Dedi, dudağını bükerek. Cansu aslında çocuk ruhlu bir insandı ama bazen bir anne gibi de olabiliyor.

Bi taksi çağırıp gelmesini beklerken Cem beni aradı.

—Efendim Cem.
—Ahu istersen erteleyebiliriz, haberleri duydum, iyi misiniz?
—Evet de sen nerden biliyorsun?
—Gidip Aysel'e sordum.
—Anladım.
—Peki ertelememi ister misin?
—Hayır gerek yok. Alp geldi mi?
—Evet ama sen onu nereden tanıyorsun.
—Küçük bir atışma hepsi bu. Ona beni söyleme.
—Neden?
—Amacım küçük bir sürpriz yapmak.

Nede olsa benim kim olduğumu bilmiyordu, ve onun benim kim olduğumu öğrenince yüzünün alıcağı hali görmesini istiyorum.
Cem'le konuşurken taksi geldi bende bindim ama hala onunla konuşmaya devam ediyordum.

—Senin kim olduğunu bilmiyor mu?
—Evet.
—Sanırım yine bir şeylerin peşindesin Ahu.
—Hiçbir şeyin peşinde değilim sadece bana karşı tutumu pek iyi değildi nasıl desem kibirli işte anlıyor musun? Bu yüzden sadece şirketin CEO'su olduğumu sürpriz bir şekilde öğrenmesini istiyorum.
—Her zamanki ki sen işte. Bu arada madem bu kadar öfkelisin ona karşı neden imza atmayıda denemiyorsun.
—Cem ne yapıp ne edip illaki bu konuyu açmayı başarıyorsun.
—Senden bunları duymak güzel.
—Tek başarın olunca ara arada olsa dile gelmeli, neyse ben kapatıyorum.

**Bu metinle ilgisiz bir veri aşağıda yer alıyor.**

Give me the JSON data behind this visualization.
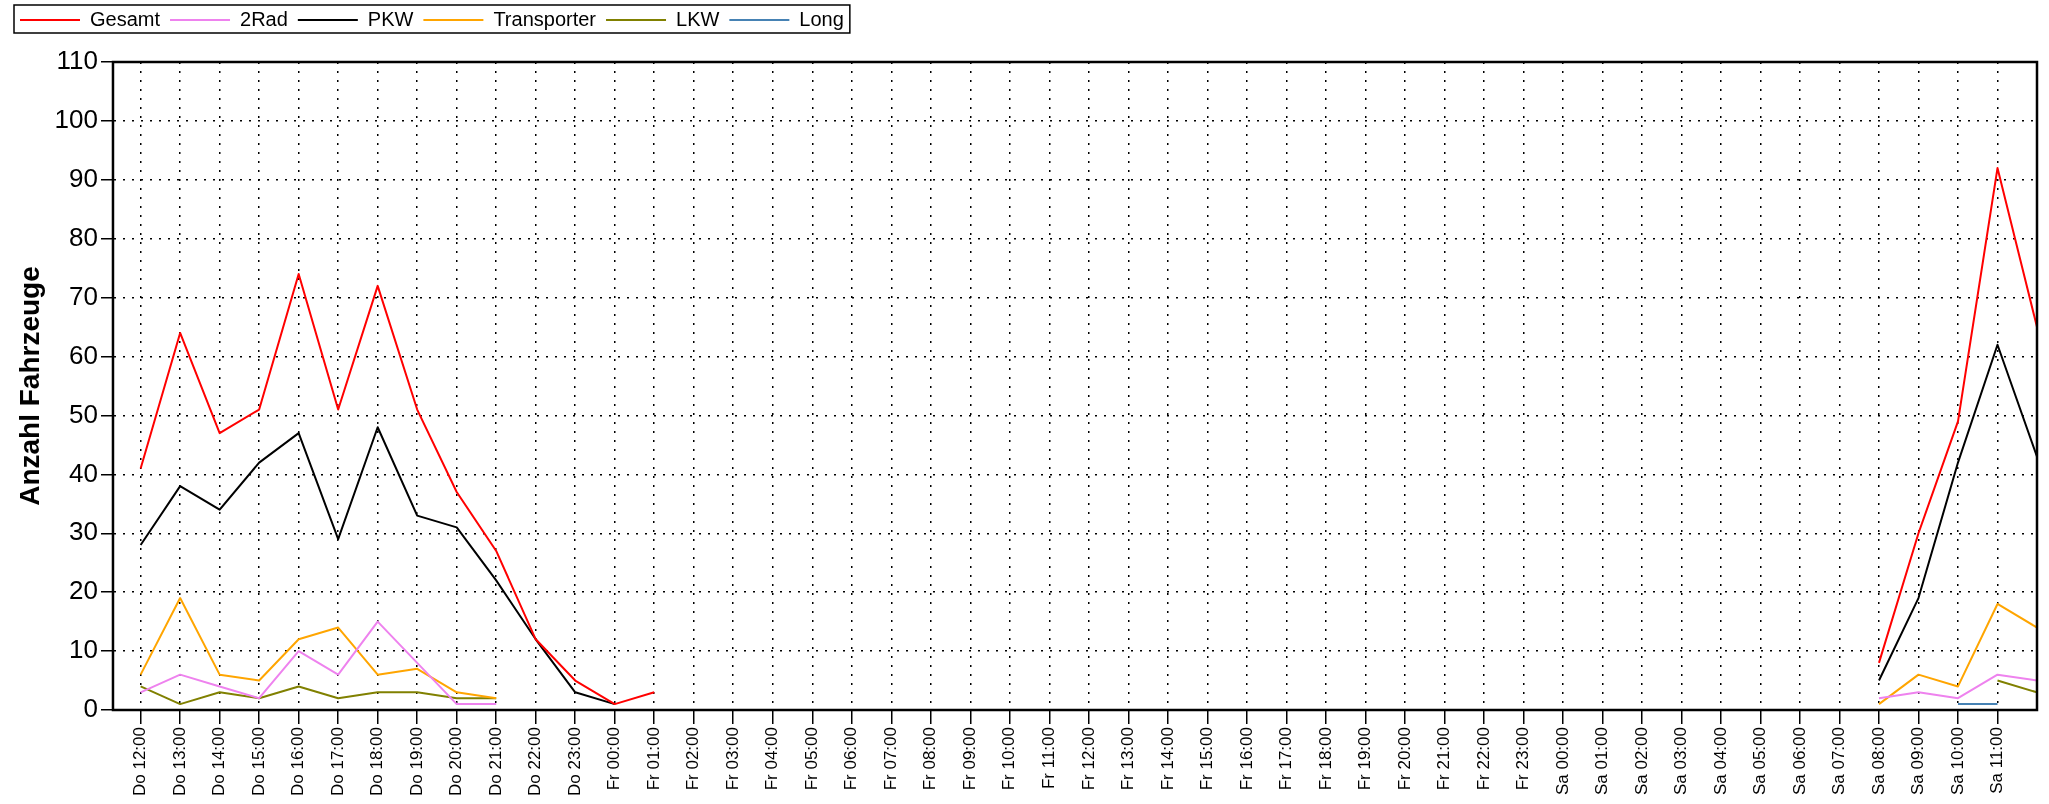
{
  "chart_data": {
    "type": "line",
    "ylabel": "Anzahl Fahrzeuge",
    "ylim": [
      0,
      110
    ],
    "yticks": [
      0,
      10,
      20,
      30,
      40,
      50,
      60,
      70,
      80,
      90,
      100,
      110
    ],
    "categories": [
      "Do 12:00",
      "Do 13:00",
      "Do 14:00",
      "Do 15:00",
      "Do 16:00",
      "Do 17:00",
      "Do 18:00",
      "Do 19:00",
      "Do 20:00",
      "Do 21:00",
      "Do 22:00",
      "Do 23:00",
      "Fr 00:00",
      "Fr 01:00",
      "Fr 02:00",
      "Fr 03:00",
      "Fr 04:00",
      "Fr 05:00",
      "Fr 06:00",
      "Fr 07:00",
      "Fr 08:00",
      "Fr 09:00",
      "Fr 10:00",
      "Fr 11:00",
      "Fr 12:00",
      "Fr 13:00",
      "Fr 14:00",
      "Fr 15:00",
      "Fr 16:00",
      "Fr 17:00",
      "Fr 18:00",
      "Fr 19:00",
      "Fr 20:00",
      "Fr 21:00",
      "Fr 22:00",
      "Fr 23:00",
      "Sa 00:00",
      "Sa 01:00",
      "Sa 02:00",
      "Sa 03:00",
      "Sa 04:00",
      "Sa 05:00",
      "Sa 06:00",
      "Sa 07:00",
      "Sa 08:00",
      "Sa 09:00",
      "Sa 10:00",
      "Sa 11:00",
      null
    ],
    "series": [
      {
        "name": "Gesamt",
        "color": "#ff0000",
        "values": [
          41,
          64,
          47,
          51,
          74,
          51,
          72,
          51,
          37,
          27,
          12,
          5,
          1,
          3,
          null,
          null,
          null,
          null,
          null,
          null,
          null,
          null,
          null,
          null,
          null,
          null,
          null,
          null,
          null,
          null,
          null,
          null,
          null,
          null,
          null,
          null,
          null,
          null,
          null,
          null,
          null,
          null,
          null,
          null,
          8,
          30,
          49,
          92,
          65
        ]
      },
      {
        "name": "2Rad",
        "color": "#ee82ee",
        "values": [
          3,
          6,
          4,
          2,
          10,
          6,
          15,
          8,
          1,
          1,
          null,
          null,
          null,
          null,
          null,
          null,
          null,
          null,
          null,
          null,
          null,
          null,
          null,
          null,
          null,
          null,
          null,
          null,
          null,
          null,
          null,
          null,
          null,
          null,
          null,
          null,
          null,
          null,
          null,
          null,
          null,
          null,
          null,
          null,
          2,
          3,
          2,
          6,
          5
        ]
      },
      {
        "name": "PKW",
        "color": "#000000",
        "values": [
          28,
          38,
          34,
          42,
          47,
          29,
          48,
          33,
          31,
          22,
          12,
          3,
          1,
          null,
          null,
          null,
          null,
          null,
          null,
          null,
          null,
          null,
          null,
          null,
          null,
          null,
          null,
          null,
          null,
          null,
          null,
          null,
          null,
          null,
          null,
          null,
          null,
          null,
          null,
          null,
          null,
          null,
          null,
          null,
          5,
          19,
          42,
          62,
          43
        ]
      },
      {
        "name": "Transporter",
        "color": "#ffa500",
        "values": [
          6,
          19,
          6,
          5,
          12,
          14,
          6,
          7,
          3,
          2,
          null,
          null,
          null,
          null,
          null,
          null,
          null,
          null,
          null,
          null,
          null,
          null,
          null,
          null,
          null,
          null,
          null,
          null,
          null,
          null,
          null,
          null,
          null,
          null,
          null,
          null,
          null,
          null,
          null,
          null,
          null,
          null,
          null,
          null,
          1,
          6,
          4,
          18,
          14
        ]
      },
      {
        "name": "LKW",
        "color": "#808000",
        "values": [
          4,
          1,
          3,
          2,
          4,
          2,
          3,
          3,
          2,
          2,
          null,
          null,
          null,
          null,
          null,
          null,
          null,
          null,
          null,
          null,
          null,
          null,
          null,
          null,
          null,
          null,
          null,
          null,
          null,
          null,
          null,
          null,
          null,
          null,
          null,
          null,
          null,
          null,
          null,
          null,
          null,
          null,
          null,
          null,
          null,
          null,
          null,
          5,
          3
        ]
      },
      {
        "name": "Long",
        "color": "#4682b4",
        "values": [
          null,
          null,
          null,
          null,
          null,
          null,
          null,
          null,
          null,
          null,
          null,
          null,
          null,
          null,
          null,
          null,
          null,
          null,
          null,
          null,
          null,
          null,
          null,
          null,
          null,
          null,
          null,
          null,
          null,
          null,
          null,
          null,
          null,
          null,
          null,
          null,
          null,
          null,
          null,
          null,
          null,
          null,
          null,
          null,
          null,
          null,
          1,
          1,
          null
        ]
      }
    ],
    "grid": true,
    "legend": "top left",
    "marker": "none",
    "line_style": "solid"
  }
}
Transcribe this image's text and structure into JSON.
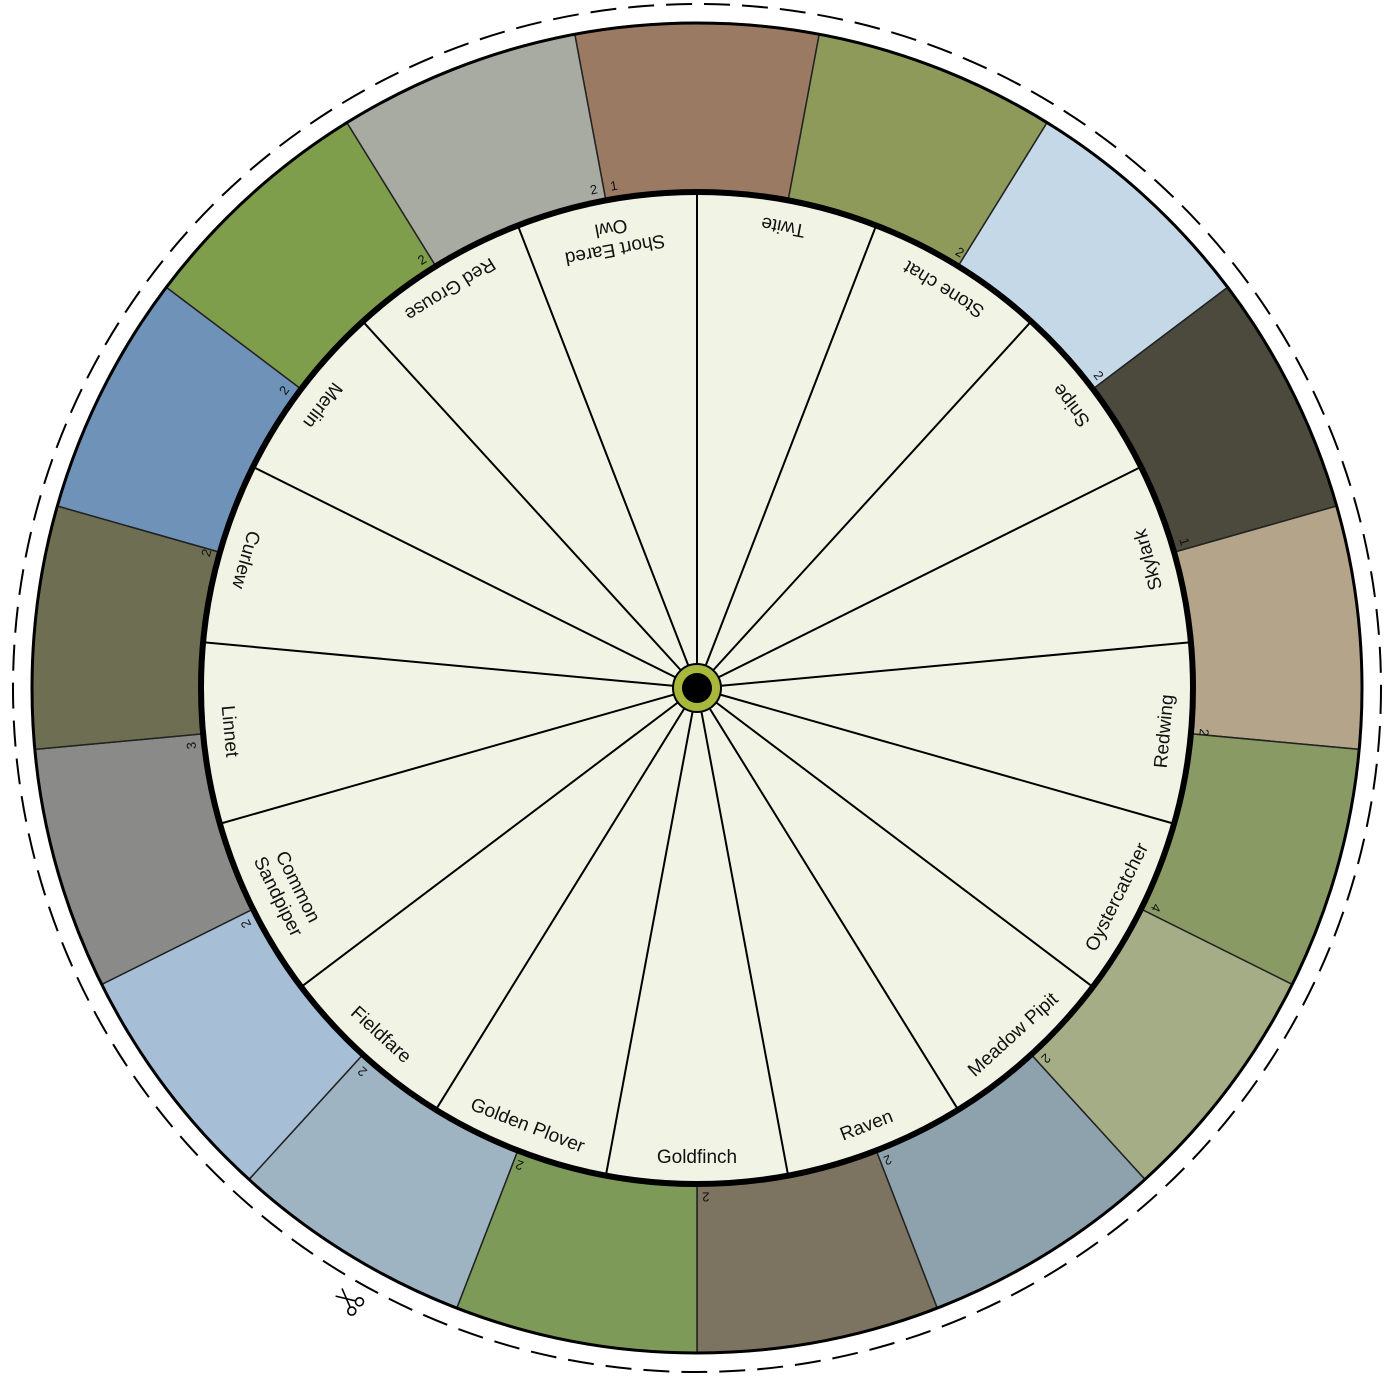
{
  "wheel": {
    "segments": [
      [
        "Twite"
      ],
      [
        "Stone chat"
      ],
      [
        "Snipe"
      ],
      [
        "Skylark"
      ],
      [
        "Redwing"
      ],
      [
        "Oystercatcher"
      ],
      [
        "Meadow Pipit"
      ],
      [
        "Raven"
      ],
      [
        "Goldfinch"
      ],
      [
        "Golden Plover"
      ],
      [
        "Fieldfare"
      ],
      [
        "Common",
        "Sandpiper"
      ],
      [
        "Linnet"
      ],
      [
        "Curlew"
      ],
      [
        "Merlin"
      ],
      [
        "Red Grouse"
      ],
      [
        "Short Eared",
        "Owl"
      ]
    ],
    "photo_numbers": [
      "2",
      "1",
      "2",
      "2",
      "1",
      "2",
      "4",
      "2",
      "2",
      "2",
      "2",
      "2",
      "2",
      "3",
      "2",
      "2",
      "2"
    ]
  }
}
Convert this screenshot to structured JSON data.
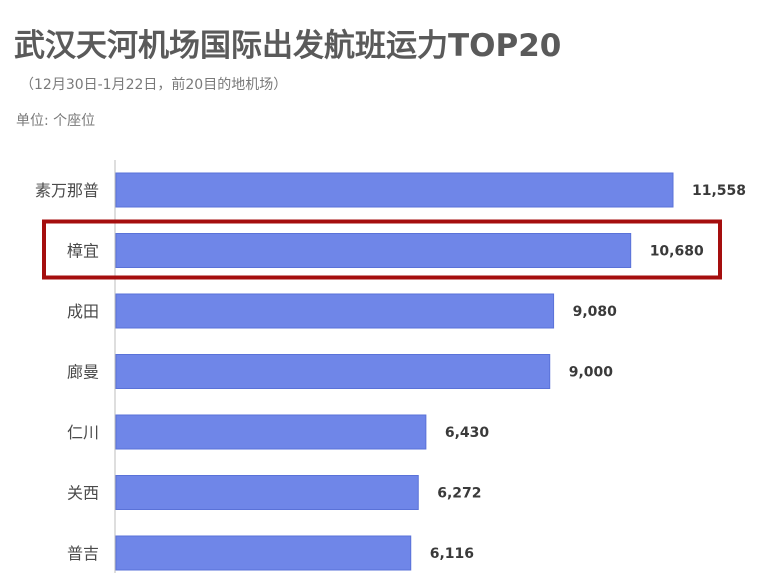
{
  "title": "武汉天河机场国际出发航班运力TOP20",
  "subtitle": "（12月30日-1月22日，前20目的地机场）",
  "unit_label": "单位: 个座位",
  "colors": {
    "bar": "#6f86e8",
    "bar_stroke": "#5a72d8",
    "highlight_box": "#a50e0e",
    "axis": "#bdbdbd"
  },
  "chart_data": {
    "type": "bar",
    "orientation": "horizontal",
    "title": "武汉天河机场国际出发航班运力TOP20",
    "subtitle": "（12月30日-1月22日，前20目的地机场）",
    "unit": "单位: 个座位",
    "categories": [
      "素万那普",
      "樟宜",
      "成田",
      "廊曼",
      "仁川",
      "关西",
      "普吉"
    ],
    "values": [
      11558,
      10680,
      9080,
      9000,
      6430,
      6272,
      6116
    ],
    "value_labels": [
      "11,558",
      "10,680",
      "9,080",
      "9,000",
      "6,430",
      "6,272",
      "6,116"
    ],
    "highlighted_category": "樟宜",
    "xlim": [
      0,
      11558
    ],
    "grid": false,
    "legend": "none"
  }
}
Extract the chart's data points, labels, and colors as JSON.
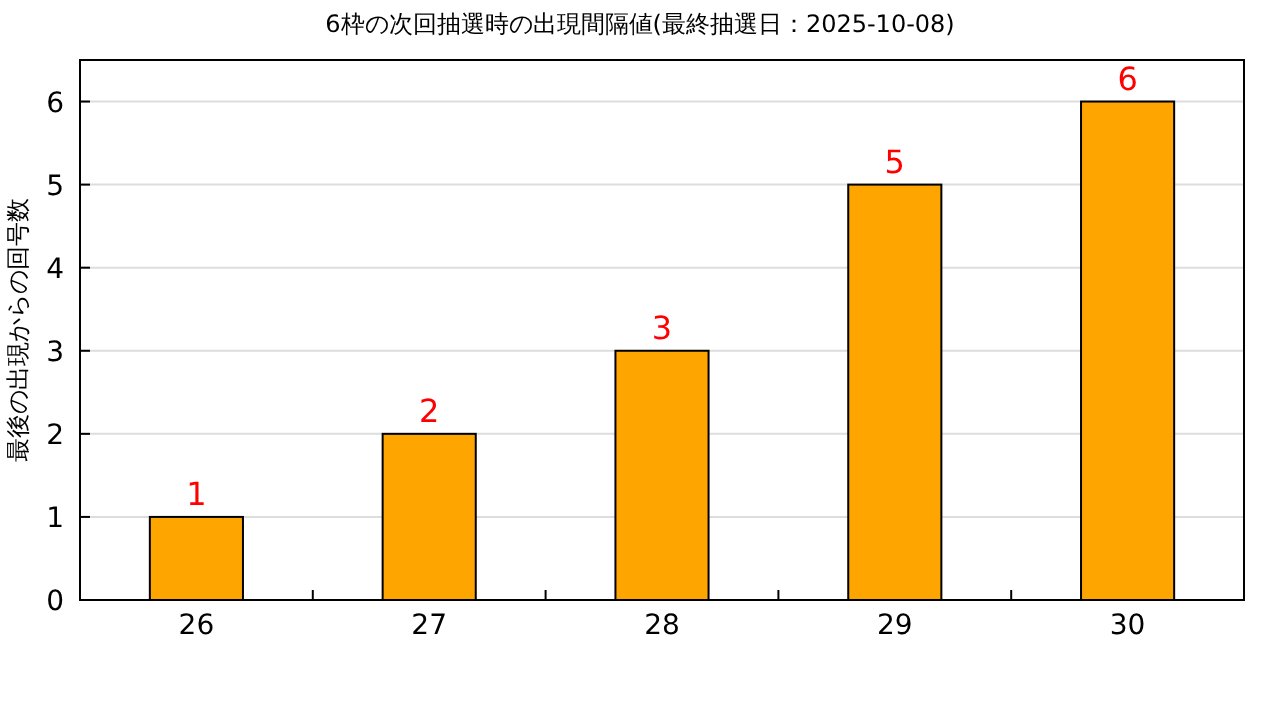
{
  "chart_data": {
    "type": "bar",
    "title": "6枠の次回抽選時の出現間隔値(最終抽選日：2025-10-08)",
    "ylabel": "最後の出現からの回号数",
    "categories": [
      "26",
      "27",
      "28",
      "29",
      "30"
    ],
    "values": [
      1,
      2,
      3,
      5,
      6
    ],
    "color": "#ffa500",
    "ylim": [
      0,
      6.5
    ],
    "yticks": [
      0,
      1,
      2,
      3,
      4,
      5,
      6
    ],
    "grid": "y",
    "data_labels": true
  }
}
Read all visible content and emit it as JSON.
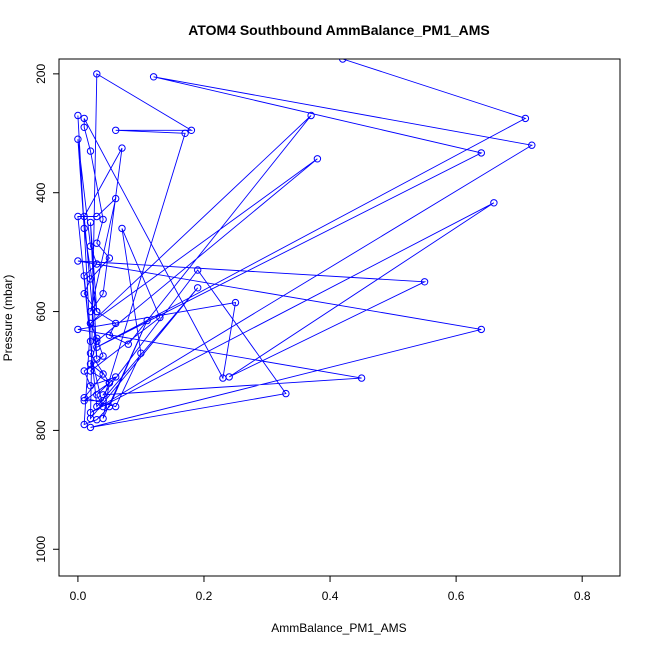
{
  "chart_data": {
    "type": "scatter",
    "title": "ATOM4 Southbound AmmBalance_PM1_AMS",
    "xlabel": "AmmBalance_PM1_AMS",
    "ylabel": "Pressure (mbar)",
    "xlim": [
      -0.03,
      0.86
    ],
    "ylim": [
      1045,
      175
    ],
    "y_reversed": true,
    "x_ticks": [
      0.0,
      0.2,
      0.4,
      0.6,
      0.8
    ],
    "x_tick_labels": [
      "0.0",
      "0.2",
      "0.4",
      "0.6",
      "0.8"
    ],
    "y_ticks": [
      200,
      400,
      600,
      800,
      1000
    ],
    "y_tick_labels": [
      "200",
      "400",
      "600",
      "800",
      "1000"
    ],
    "grid": false,
    "legend": "none",
    "markers": "open-circle",
    "connected": true,
    "color": "#0000ff",
    "series": [
      {
        "x": [
          0.42,
          0.71,
          0.03,
          0.64,
          0.12,
          0.72,
          0.02,
          0.66,
          0.24,
          0.55,
          0.0,
          0.64,
          0.02,
          0.33,
          0.19,
          0.04,
          0.45,
          0.0,
          0.25,
          0.23,
          0.01,
          0.01,
          0.02,
          0.04,
          0.03,
          0.05,
          0.02,
          0.01,
          0.03,
          0.06,
          0.05,
          0.08,
          0.37,
          0.02,
          0.38,
          0.03,
          0.02,
          0.04,
          0.01,
          0.06,
          0.1,
          0.07,
          0.13,
          0.02,
          0.05,
          0.04,
          0.11,
          0.05,
          0.03,
          0.01,
          0.02,
          0.03,
          0.04,
          0.01,
          0.02,
          0.06,
          0.03,
          0.04,
          0.02,
          0.05,
          0.01,
          0.04,
          0.17,
          0.06,
          0.18,
          0.03,
          0.02,
          0.19,
          0.03,
          0.0,
          0.03,
          0.06,
          0.02,
          0.04,
          0.07,
          0.01,
          0.03,
          0.02,
          0.03,
          0.01,
          0.0,
          0.02,
          0.03,
          0.01,
          0.02,
          0.0
        ],
        "y": [
          175,
          275,
          660,
          333,
          205,
          320,
          770,
          417,
          710,
          550,
          515,
          630,
          795,
          738,
          530,
          740,
          712,
          630,
          585,
          712,
          275,
          290,
          330,
          445,
          485,
          510,
          545,
          570,
          600,
          620,
          640,
          655,
          270,
          620,
          343,
          650,
          688,
          705,
          745,
          760,
          670,
          460,
          610,
          700,
          720,
          780,
          615,
          760,
          782,
          790,
          620,
          645,
          675,
          700,
          725,
          710,
          740,
          760,
          670,
          720,
          750,
          750,
          300,
          295,
          295,
          200,
          780,
          560,
          760,
          440,
          440,
          410,
          600,
          570,
          325,
          440,
          680,
          450,
          600,
          460,
          310,
          490,
          520,
          540,
          650,
          270
        ]
      }
    ]
  }
}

Görüşürüz demesine izin vermeden telefonu kapattım. Sonra yola bakmaya başladım. Yaşlı bir nineyi kırmızı begonyaları dikerken gördüm. Aklıma annem geldi, onun en sevdiği çiçekti bu ama aklımdan çıkarmam lazımdı yoksa bu sadece kendime eziyet olur.
Şirkete geldiğimde taksiden inip şirkete girdim geç kaldığım için biraz hızlı yürüyordum.
Alp'ın beni gördüğünde yüzünün alacağı hali çok merak ediyordum.
Yürüyen merdivenlerden çıkıp sola doğru yürüdüm, ve işte toplantı odası ve o beklenen an.

Alp'ın ağızından (5 dk önce)

Sandalyede oturmuş Ahu hanımın keyfini bekliyorduk. Bıkmış durumdaydım, ne zaman gelecekti artık? Sonunda dayanamayıp sordum.

—Ahu hanım ne zaman gelicek?
—Gelir birazdan.

Dedi Cem, bu Ahu ismide bana çok tanıdık geliyor ama çıkartamadım, nerde duydum acaba?

—Bir saat onu mu bekleyeceğiz.
—Ahu hakkında doğru konuş. O senin keyfinin kahyası değil, öyle sen istediğin zaman gelicek sen istediğin zaman gidicek.
—Ama bu toplantı önemli, bunu oda biliyor.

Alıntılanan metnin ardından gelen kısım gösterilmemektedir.